All test doubles satisfy the same structural protocols as the real implementations, ensuring mocks remain in sync with the actual interface.


Known Issues

Bare Module Import Paths

Affected files: tools/llm/llm_client.py, tools/core/cache.py

These files contain bare module imports (from cache import ..., from response_cache import ...) that function when the files are executed directly from their containing directory but silently disable caching when the package is installed conventionally.
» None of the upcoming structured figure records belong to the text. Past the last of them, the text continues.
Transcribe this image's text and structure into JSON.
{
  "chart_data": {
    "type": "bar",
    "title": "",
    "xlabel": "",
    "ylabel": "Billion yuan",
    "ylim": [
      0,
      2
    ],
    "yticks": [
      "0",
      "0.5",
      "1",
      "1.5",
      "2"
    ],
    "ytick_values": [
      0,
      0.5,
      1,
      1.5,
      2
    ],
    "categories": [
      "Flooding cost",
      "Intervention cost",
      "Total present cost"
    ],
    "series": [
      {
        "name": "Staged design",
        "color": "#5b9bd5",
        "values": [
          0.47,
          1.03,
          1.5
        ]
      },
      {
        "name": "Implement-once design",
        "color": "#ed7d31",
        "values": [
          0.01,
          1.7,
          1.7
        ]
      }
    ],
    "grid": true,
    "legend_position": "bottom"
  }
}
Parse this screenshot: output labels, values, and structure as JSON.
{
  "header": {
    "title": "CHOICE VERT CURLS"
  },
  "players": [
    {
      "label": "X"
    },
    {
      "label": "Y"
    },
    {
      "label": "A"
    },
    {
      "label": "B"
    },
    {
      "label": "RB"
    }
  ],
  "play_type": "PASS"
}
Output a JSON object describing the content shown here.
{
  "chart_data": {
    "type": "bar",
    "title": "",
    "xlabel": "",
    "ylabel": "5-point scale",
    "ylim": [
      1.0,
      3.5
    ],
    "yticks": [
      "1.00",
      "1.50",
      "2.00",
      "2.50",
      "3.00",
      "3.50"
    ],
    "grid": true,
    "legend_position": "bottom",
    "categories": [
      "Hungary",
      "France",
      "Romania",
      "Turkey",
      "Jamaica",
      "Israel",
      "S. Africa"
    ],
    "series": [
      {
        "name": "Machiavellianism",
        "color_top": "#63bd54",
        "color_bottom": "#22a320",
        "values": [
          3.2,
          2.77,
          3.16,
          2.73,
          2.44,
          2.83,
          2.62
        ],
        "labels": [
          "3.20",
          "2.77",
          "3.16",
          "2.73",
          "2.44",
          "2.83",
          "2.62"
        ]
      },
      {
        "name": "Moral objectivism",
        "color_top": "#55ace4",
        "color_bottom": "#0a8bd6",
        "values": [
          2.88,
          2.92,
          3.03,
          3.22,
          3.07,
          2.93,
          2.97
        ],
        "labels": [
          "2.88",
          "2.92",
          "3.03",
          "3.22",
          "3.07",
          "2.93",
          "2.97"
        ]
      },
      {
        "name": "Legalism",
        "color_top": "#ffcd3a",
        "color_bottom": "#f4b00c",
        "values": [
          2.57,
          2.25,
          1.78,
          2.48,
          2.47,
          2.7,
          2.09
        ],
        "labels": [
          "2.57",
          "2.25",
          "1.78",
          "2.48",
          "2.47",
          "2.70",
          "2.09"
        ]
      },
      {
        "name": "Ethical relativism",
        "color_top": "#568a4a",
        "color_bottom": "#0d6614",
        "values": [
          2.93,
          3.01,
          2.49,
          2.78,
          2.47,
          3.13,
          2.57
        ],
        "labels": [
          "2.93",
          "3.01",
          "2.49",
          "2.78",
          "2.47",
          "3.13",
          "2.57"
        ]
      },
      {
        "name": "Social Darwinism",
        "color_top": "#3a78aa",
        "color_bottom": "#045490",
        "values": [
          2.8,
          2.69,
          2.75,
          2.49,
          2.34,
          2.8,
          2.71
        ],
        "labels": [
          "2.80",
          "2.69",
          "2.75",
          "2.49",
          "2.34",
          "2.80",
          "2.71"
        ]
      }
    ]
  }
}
The Python import resolver cannot find cache as a top-level module; the try/except ImportError catches the failure, and caching is skipped without any warning to the caller.

Workaround: Always install the package with pip install -e . (editable mode) from the tools/ directory, or use the workspace uv install, which handles path resolution correctly.

Fix required: Change bare imports to relative imports (from .cache import ..., from .response_cache import ...).